Hi Rubber Ducky. I'm new here so don't have the knowledge of your previous posts to look back on. Reading about the things you have done in your life though makes me realise how much you have to offer others with tales of your experiences. As Deb rightly says, you have done things most of us have only ever dreamed of. Would you be willing to tell us in more detail about any of those things.
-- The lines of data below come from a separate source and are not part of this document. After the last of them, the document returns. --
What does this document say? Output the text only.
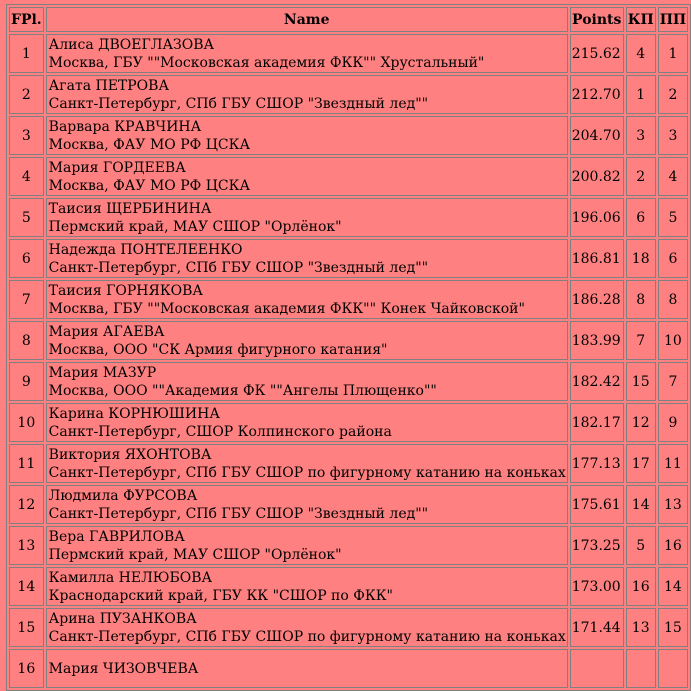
FPl.	Name	Points	КП	ПП
1	Алиса ДВОЕГЛАЗОВА
Москва, ГБУ ""Московская академия ФКК"" Хрустальный"	215.62	4	1
2	Агата ПЕТРОВА
Санкт-Петербург, СПб ГБУ СШОР "Звездный лед""	212.70	1	2
3	Варвара КРАВЧИНА
Москва, ФАУ МО РФ ЦСКА	204.70	3	3
4	Мария ГОРДЕЕВА
Москва, ФАУ МО РФ ЦСКА	200.82	2	4
5	Таисия ЩЕРБИНИНА
Пермский край, МАУ СШОР "Орлёнок"	196.06	6	5
6	Надежда ПОНТЕЛЕЕНКО
Санкт-Петербург, СПб ГБУ СШОР "Звездный лед""	186.81	18	6
7	Таисия ГОРНЯКОВА
Москва, ГБУ ""Московская академия ФКК"" Конек Чайковской"	186.28	8	8
8	Мария АГАЕВА
Москва, ООО "СК Армия фигурного катания"	183.99	7	10
9	Мария МАЗУР
Москва, ООО ""Академия ФК ""Ангелы Плющенко""	182.42	15	7
10	Карина КОРНЮШИНА
Санкт-Петербург, СШОР Колпинского района	182.17	12	9
11	Виктория ЯХОНТОВА
Санкт-Петербург, СПб ГБУ СШОР по фигурному катанию на коньках	177.13	17	11
12	Людмила ФУРСОВА
Санкт-Петербург, СПб ГБУ СШОР "Звездный лед""	175.61	14	13
13	Вера ГАВРИЛОВА
Пермский край, МАУ СШОР "Орлёнок"	173.25	5	16
14	Камилла НЕЛЮБОВА
Краснодарский край, ГБУ КК "СШОР по ФКК"	173.00	16	14
15	Арина ПУЗАНКОВА
Санкт-Петербург, СПб ГБУ СШОР по фигурному катанию на коньках	171.44	13	15
16	Мария ЧИЗОВЧЕВА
Depression is a cruel illness on its own so combined with and probably caused by fibro it is doubly hard to deal with. I would say that most of the things you mentioned are probably felt by a lot of people with depression, whatever the cause. I had depression after the birth of my first daughter and needed medication for it. I was lucky enough that it helped me enormously and after over a year on it I was able to slowly come off medication. I wish you lots of love and hope you can manage to believe that you are still an important person with a lot to offer.

Thank all of you, both who posted here and who sent me private messages. You have all changed my week for the better. You have made me realize I can still make a difference in the world, even if it's from the coziness of my couch, complaining that the commercials are so much louder than the TV shows (seriously, I thought there was a law against that?). That my unique combination of being unable to shut up and dark humor helps others.

It makes me feel so much better knowing that I am helping others. That I'm putting a voice to the pain, frustration and depression of others.

Thank all of you, all of you here. Whether or not you posted, I can feel the shared pain and love :)

Hi, I struggle with the same feeling much of the time. I try to put on a positive demeanor but some days I just can’t. I too have thought about ending my own life and ironically after my dogs both die because I don’t want to leave them. It would also be after my mother dies as I feel she is the only person on the face of this earth who truly loves me for me…well I know she is. She’s 71 and lives in Florida part of the year and 2 hours from me the rest of the year so I don’t get to see her much. I hate depression and the depression that goes along with Fibro is even worse due to the loneliness and isolation from the rest of the world because of the Chronic illness. I have a few good days here and there but know exactly what you mean by “this will come back.” It always does. It’s hard. I’m so very lonely and it makes me mad because I had so many friends when I was younger, even with Fibro, (I was diagnosed at age 20, I’m now 45) but through time I have lost all friends. I was never able to have children due to my illness so that cuts out 95% of female friends right there because everyone is so busy with their kids and its a whole different life. If you don’t work, don’t have kids…how do you meet people? I am married but my husband isn’t much company. When he’s home which isn’t much he’s silent as a mouse and is a very emotionally unavailable person.

I hate being a downer and that’s why I usually don’t post about how I truly struggle with serious depression and I even have a you tube channel where I focus on living a good life in spite of Fibromyalgia! Feel like a phony right now, that’s for sure. I do try. Sometimes I succeed. Much of the time I wish the world would just end so I’d have a way out of the pain, emotional and physical. It’s too much. Sorry, I know this isn’t a positive reply but I did want to say I understand. I do.